Électronique et équipement :

  • Tester tout : clim, GPS, écran tactile, caméras, radars, sièges électriques, hayon électrique, etc.
  • Sur XC90 II, vérifier le fonctionnement des aides à la conduite (régulateur adaptatif, maintien de voie), ou au minimum s’assurer qu’aucun message d’erreur ne s’affiche.

Entretien et historique :

  • Carnet à jour, factures détaillées (idéalement concession ou spécialiste Volvo).
  • Distribution du D5 faite en temps et en heure (XC90 I), remplacement des pièces d’usure cohérent avec le kilométrage.

Un XC90 mal entretenu est une mauvaise affaire, même bradé. Un XC90 suivi avec sérieux justifie un prix un peu supérieur.

Coût d’usage : carburant, entretien, assurance

Un SUV de ce gabarit ne coûtera jamais le prix d’une citadine, il faut le garder en tête avant de signer.

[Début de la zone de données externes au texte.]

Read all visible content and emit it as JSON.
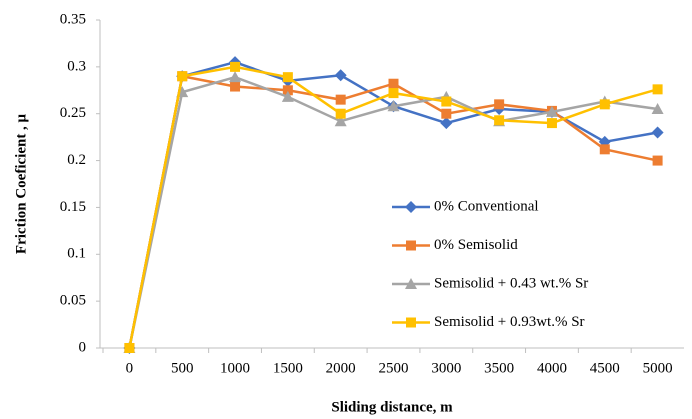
{
  "chart_data": {
    "type": "line",
    "x_label": "Sliding distance, m",
    "y_label": "Friction Coeficient , μ",
    "categories": [
      0,
      500,
      1000,
      1500,
      2000,
      2500,
      3000,
      3500,
      4000,
      4500,
      5000
    ],
    "series": [
      {
        "name": "0% Conventional",
        "color": "#4472c4",
        "marker": "diamond",
        "values": [
          0,
          0.29,
          0.305,
          0.285,
          0.291,
          0.258,
          0.24,
          0.255,
          0.252,
          0.22,
          0.23
        ]
      },
      {
        "name": "0% Semisolid",
        "color": "#ed7d31",
        "marker": "square",
        "values": [
          0,
          0.29,
          0.279,
          0.275,
          0.265,
          0.282,
          0.25,
          0.26,
          0.253,
          0.212,
          0.2
        ]
      },
      {
        "name": "Semisolid + 0.43 wt.% Sr",
        "color": "#a5a5a5",
        "marker": "triangle",
        "values": [
          0,
          0.273,
          0.289,
          0.268,
          0.242,
          0.258,
          0.268,
          0.242,
          0.252,
          0.263,
          0.255
        ]
      },
      {
        "name": "Semisolid + 0.93wt.% Sr",
        "color": "#ffc000",
        "marker": "square",
        "values": [
          0,
          0.29,
          0.3,
          0.289,
          0.25,
          0.272,
          0.263,
          0.243,
          0.24,
          0.26,
          0.276
        ]
      }
    ],
    "ylim": [
      0,
      0.35
    ],
    "yticks": [
      0,
      0.05,
      0.1,
      0.15,
      0.2,
      0.25,
      0.3,
      0.35
    ],
    "grid": false,
    "legend": "center-right"
  }
}
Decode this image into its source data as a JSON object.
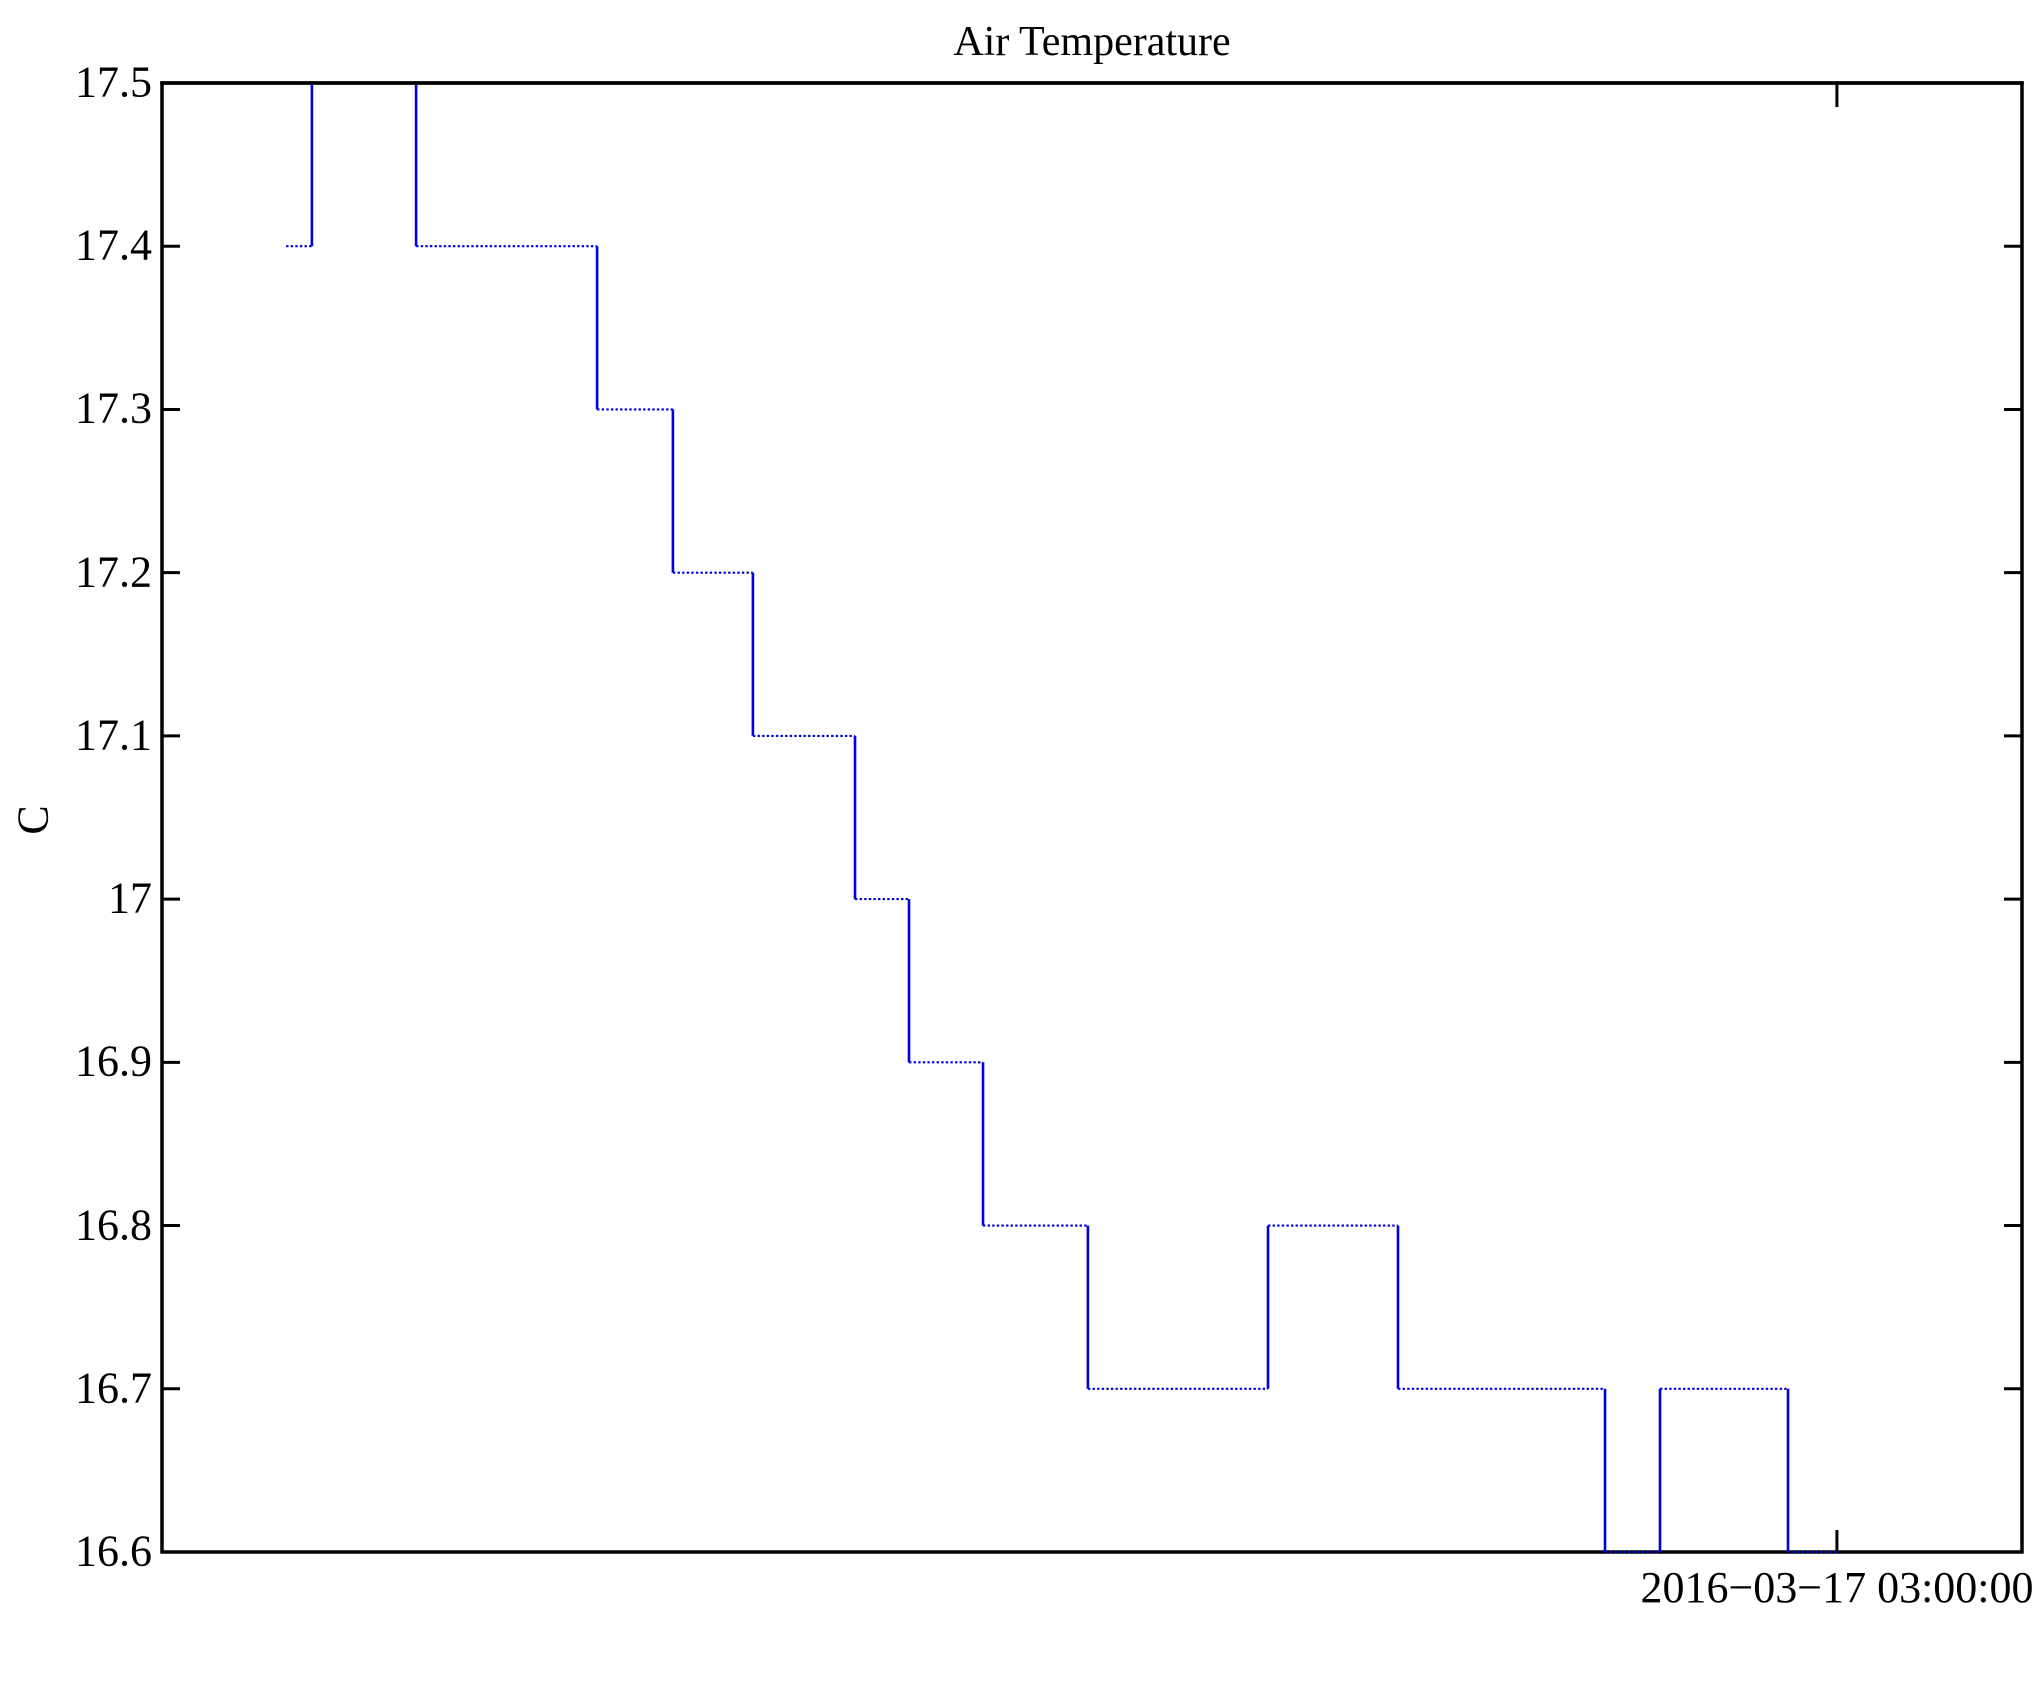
{
  "chart_data": {
    "type": "line",
    "subtype": "step",
    "title": "Air Temperature",
    "ylabel": "C",
    "xlabel": "",
    "ylim": [
      16.6,
      17.5
    ],
    "grid": false,
    "legend": false,
    "line_color": "#0000dd",
    "axis_color": "#000000",
    "y_ticks": [
      {
        "value": 17.5,
        "label": "17.5"
      },
      {
        "value": 17.4,
        "label": "17.4"
      },
      {
        "value": 17.3,
        "label": "17.3"
      },
      {
        "value": 17.2,
        "label": "17.2"
      },
      {
        "value": 17.1,
        "label": "17.1"
      },
      {
        "value": 17.0,
        "label": "17"
      },
      {
        "value": 16.9,
        "label": "16.9"
      },
      {
        "value": 16.8,
        "label": "16.8"
      },
      {
        "value": 16.7,
        "label": "16.7"
      },
      {
        "value": 16.6,
        "label": "16.6"
      }
    ],
    "x_ticks": [
      {
        "position_frac": 0.9005,
        "label": "2016−03−17 03:00:00"
      }
    ],
    "series": [
      {
        "name": "Air Temperature (C)",
        "plateaus": [
          {
            "x0": 0.0667,
            "x1": 0.0806,
            "y": 17.4
          },
          {
            "x0": 0.0806,
            "x1": 0.1366,
            "y": 17.5
          },
          {
            "x0": 0.1366,
            "x1": 0.2339,
            "y": 17.4
          },
          {
            "x0": 0.2339,
            "x1": 0.2747,
            "y": 17.3
          },
          {
            "x0": 0.2747,
            "x1": 0.3177,
            "y": 17.2
          },
          {
            "x0": 0.3177,
            "x1": 0.3726,
            "y": 17.1
          },
          {
            "x0": 0.3726,
            "x1": 0.4016,
            "y": 17.0
          },
          {
            "x0": 0.4016,
            "x1": 0.4414,
            "y": 16.9
          },
          {
            "x0": 0.4414,
            "x1": 0.4978,
            "y": 16.8
          },
          {
            "x0": 0.4978,
            "x1": 0.5946,
            "y": 16.7
          },
          {
            "x0": 0.5946,
            "x1": 0.6645,
            "y": 16.8
          },
          {
            "x0": 0.6645,
            "x1": 0.7758,
            "y": 16.7
          },
          {
            "x0": 0.7758,
            "x1": 0.8054,
            "y": 16.6
          },
          {
            "x0": 0.8054,
            "x1": 0.8742,
            "y": 16.7
          },
          {
            "x0": 0.8742,
            "x1": 0.9005,
            "y": 16.6
          }
        ]
      }
    ]
  }
}
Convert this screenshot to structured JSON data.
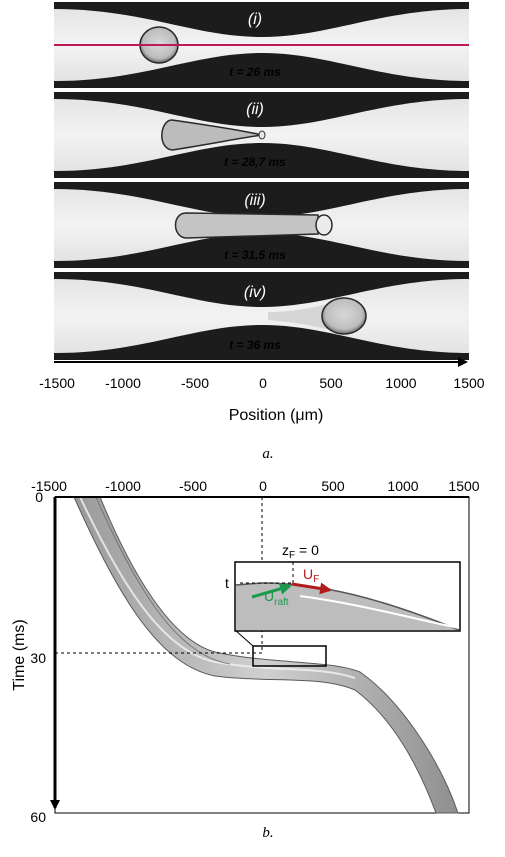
{
  "figure_a": {
    "panels": [
      {
        "label": "(i)",
        "time": "t = 26 ms"
      },
      {
        "label": "(ii)",
        "time": "t = 28,7 ms"
      },
      {
        "label": "(iii)",
        "time": "t = 31,5 ms"
      },
      {
        "label": "(iv)",
        "time": "t = 36 ms"
      }
    ],
    "x_ticks": [
      "-1500",
      "-1000",
      "-500",
      "0",
      "500",
      "1000",
      "1500"
    ],
    "x_label": "Position (μm)",
    "caption": "a."
  },
  "figure_b": {
    "x_ticks": [
      "-1500",
      "-1000",
      "-500",
      "0",
      "500",
      "1000",
      "1500"
    ],
    "y_ticks": [
      "0",
      "30",
      "60"
    ],
    "y_label": "Time (ms)",
    "inset": {
      "zf": "z",
      "zf_sub": "F",
      "zf_rest": " = 0",
      "t_label": "t",
      "uf": "U",
      "uf_sub": "F",
      "uraft": "U",
      "uraft_sub": "raft"
    },
    "caption": "b.",
    "colors": {
      "uf_arrow": "#b01c1c",
      "uraft_arrow": "#1a9a4a",
      "cut_line": "#c0185a"
    }
  }
}
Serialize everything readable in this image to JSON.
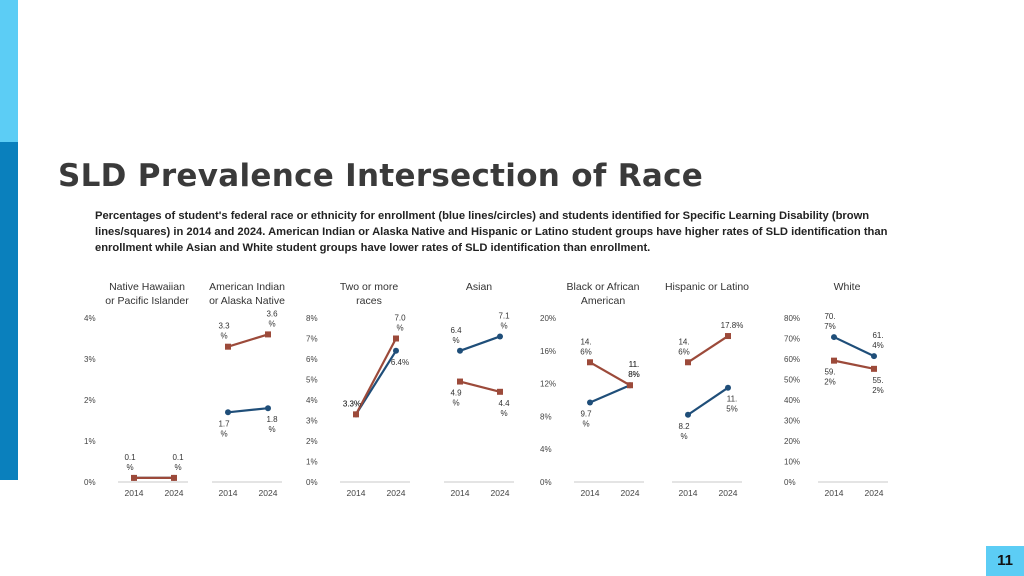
{
  "colors": {
    "accent_top": "#5ccdf5",
    "accent_bottom": "#0a80bd",
    "page_num_bg": "#5ccdf5",
    "enrollment": "#1f4e79",
    "sld": "#9c4a3a"
  },
  "title": "SLD Prevalence Intersection of Race",
  "caption": "Percentages of student's federal race or ethnicity for enrollment (blue lines/circles) and students identified for Specific Learning Disability (brown lines/squares) in 2014 and 2024. American Indian or Alaska Native and Hispanic or Latino student groups have higher rates of SLD identification than enrollment while Asian and White student groups have lower rates of SLD identification than enrollment.",
  "page_number": "11",
  "chart_data": [
    {
      "type": "line",
      "title": [
        "Native Hawaiian",
        "or Pacific Islander"
      ],
      "categories": [
        "2014",
        "2024"
      ],
      "ylim": [
        0,
        4
      ],
      "ticks": [
        "4%",
        "3%",
        "2%",
        "1%",
        "0%"
      ],
      "series": [
        {
          "values": [
            0.1,
            0.1
          ],
          "labels": [
            "0.1 %",
            "0.1 %"
          ]
        },
        {
          "values": [
            0.1,
            0.1
          ]
        }
      ]
    },
    {
      "type": "line",
      "title": [
        "American Indian",
        "or Alaska Native"
      ],
      "categories": [
        "2014",
        "2024"
      ],
      "ylim": [
        0,
        4
      ],
      "ticks": [],
      "series": [
        {
          "values": [
            1.7,
            1.8
          ],
          "labels": [
            "1.7 %",
            "1.8 %"
          ]
        },
        {
          "values": [
            3.3,
            3.6
          ],
          "labels": [
            "3.3 %",
            "3.6 %"
          ]
        }
      ]
    },
    {
      "type": "line",
      "title": [
        "Two or more",
        "races"
      ],
      "categories": [
        "2014",
        "2024"
      ],
      "ylim": [
        0,
        8
      ],
      "ticks": [
        "8%",
        "7%",
        "6%",
        "5%",
        "4%",
        "3%",
        "2%",
        "1%",
        "0%"
      ],
      "series": [
        {
          "values": [
            3.3,
            6.4
          ],
          "labels": [
            "3.3%",
            "6.4%"
          ]
        },
        {
          "values": [
            3.3,
            7.0
          ],
          "labels": [
            "3.3%",
            "7.0 %"
          ]
        }
      ]
    },
    {
      "type": "line",
      "title": [
        "Asian"
      ],
      "categories": [
        "2014",
        "2024"
      ],
      "ylim": [
        0,
        8
      ],
      "ticks": [],
      "series": [
        {
          "values": [
            6.4,
            7.1
          ],
          "labels": [
            "6.4 %",
            "7.1 %"
          ]
        },
        {
          "values": [
            4.9,
            4.4
          ],
          "labels": [
            "4.9 %",
            "4.4 %"
          ]
        }
      ]
    },
    {
      "type": "line",
      "title": [
        "Black or African",
        "American"
      ],
      "categories": [
        "2014",
        "2024"
      ],
      "ylim": [
        0,
        20
      ],
      "ticks": [
        "20%",
        "16%",
        "12%",
        "8%",
        "4%",
        "0%"
      ],
      "series": [
        {
          "values": [
            9.7,
            11.8
          ],
          "labels": [
            "9.7 %",
            "11. 8%"
          ]
        },
        {
          "values": [
            14.6,
            11.8
          ],
          "labels": [
            "14. 6%",
            "11. 8%"
          ]
        }
      ]
    },
    {
      "type": "line",
      "title": [
        "Hispanic or Latino"
      ],
      "categories": [
        "2014",
        "2024"
      ],
      "ylim": [
        0,
        20
      ],
      "ticks": [],
      "series": [
        {
          "values": [
            8.2,
            11.5
          ],
          "labels": [
            "8.2 %",
            "11. 5%"
          ]
        },
        {
          "values": [
            14.6,
            17.8
          ],
          "labels": [
            "14. 6%",
            "17.8%"
          ]
        }
      ]
    },
    {
      "type": "line",
      "title": [
        "White"
      ],
      "categories": [
        "2014",
        "2024"
      ],
      "ylim": [
        0,
        80
      ],
      "ticks": [
        "80%",
        "70%",
        "60%",
        "50%",
        "40%",
        "30%",
        "20%",
        "10%",
        "0%"
      ],
      "series": [
        {
          "values": [
            70.7,
            61.4
          ],
          "labels": [
            "70. 7%",
            "61. 4%"
          ]
        },
        {
          "values": [
            59.2,
            55.2
          ],
          "labels": [
            "59. 2%",
            "55. 2%"
          ]
        }
      ]
    }
  ]
}
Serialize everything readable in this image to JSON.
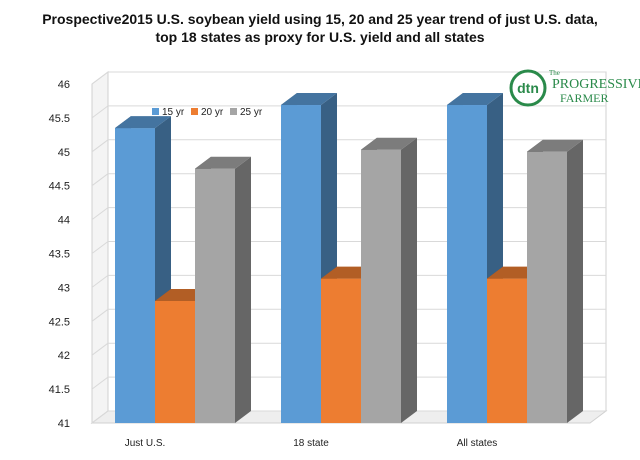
{
  "title": "Prospective2015 U.S. soybean yield using 15, 20 and 25 year trend of just U.S. data, top 18 states as proxy for U.S. yield and all states",
  "logo": {
    "mark": "dtn",
    "line1": "The",
    "line2": "PROGRESSIVE",
    "line3": "FARMER"
  },
  "chart_data": {
    "type": "bar",
    "categories": [
      "Just U.S.",
      "18 state",
      "All states"
    ],
    "series": [
      {
        "name": "15 yr",
        "color": "#5b9bd5",
        "values": [
          45.35,
          45.69,
          45.69
        ]
      },
      {
        "name": "20 yr",
        "color": "#ed7d31",
        "values": [
          42.8,
          43.13,
          43.13
        ]
      },
      {
        "name": "25 yr",
        "color": "#a5a5a5",
        "values": [
          44.75,
          45.03,
          45.0
        ]
      }
    ],
    "ylim": [
      41,
      46
    ],
    "yticks": [
      "41",
      "41.5",
      "42",
      "42.5",
      "43",
      "43.5",
      "44",
      "44.5",
      "45",
      "45.5",
      "46"
    ],
    "grid": true,
    "legend": "top-left",
    "view": "3d"
  }
}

Consommation (ordre de grandeur, usage mixte) :

  • XC90 I D5 : 8,5 à 10 l/100 km selon profil de route et charge.
  • XC90 II D5 : 7,5 à 9,5 l/100 km, un peu mieux optimisé mais toujours lourd.
  • XC90 II T8 :
    • Avec recharge régulière et trajets quotidiens courts : moyenne réelle parfois sous les 5-6 l/100 km.
    • Sans recharge : plutôt 9-11 l/100 km en essence.

Entretien :

  • Révisions plus chères qu’une compacte, mais dans la moyenne d’un grand SUV premium.
  • Pièces d’usure (freins, pneus, amortisseurs) soumises à rude épreuve : on parle d’un engin d’environ 2 tonnes.
  • Sur XC90 II, pensez aussi aux mises à jour logicielles potentielles (souvent faites en concession lors des révisions).

Assurance :

  • Un gros SUV 7 places avec un certain niveau de puissance, ça se paie en prime, surtout en tout risque.
  • Différence notable entre un D4/D5 et un T8 plus puissant sur certains contrats.
  • Comme toujours, comparer plusieurs assureurs, en intégrant les options (valeur à neuf, assistance 0 km, etc.) si vous comptez garder l’auto longtemps.

En résumé, le XC90 est à aborder comme ce qu’il est vraiment : un grand SUV familial premium. Ce n’est pas une voiture économique, mais il peut être très rationnel en rapport prestation/prix en occasion, à condition de viser les bons moteurs, les bonnes années et les bons historiques.

Pour une famille qui cherche un vrai 7 places sûr, confortable, capable de traverser la France chargée sans transpirer, le XC90 reste un choix très cohérent. La clé, c’est de ne pas se laisser séduire uniquement par le cuir clair et le bois mat : on soulève le “couvercle” et on vérifie la mécanique, la boîte, la transmission et les factures, comme on démonte un carter avant de signer son chèque.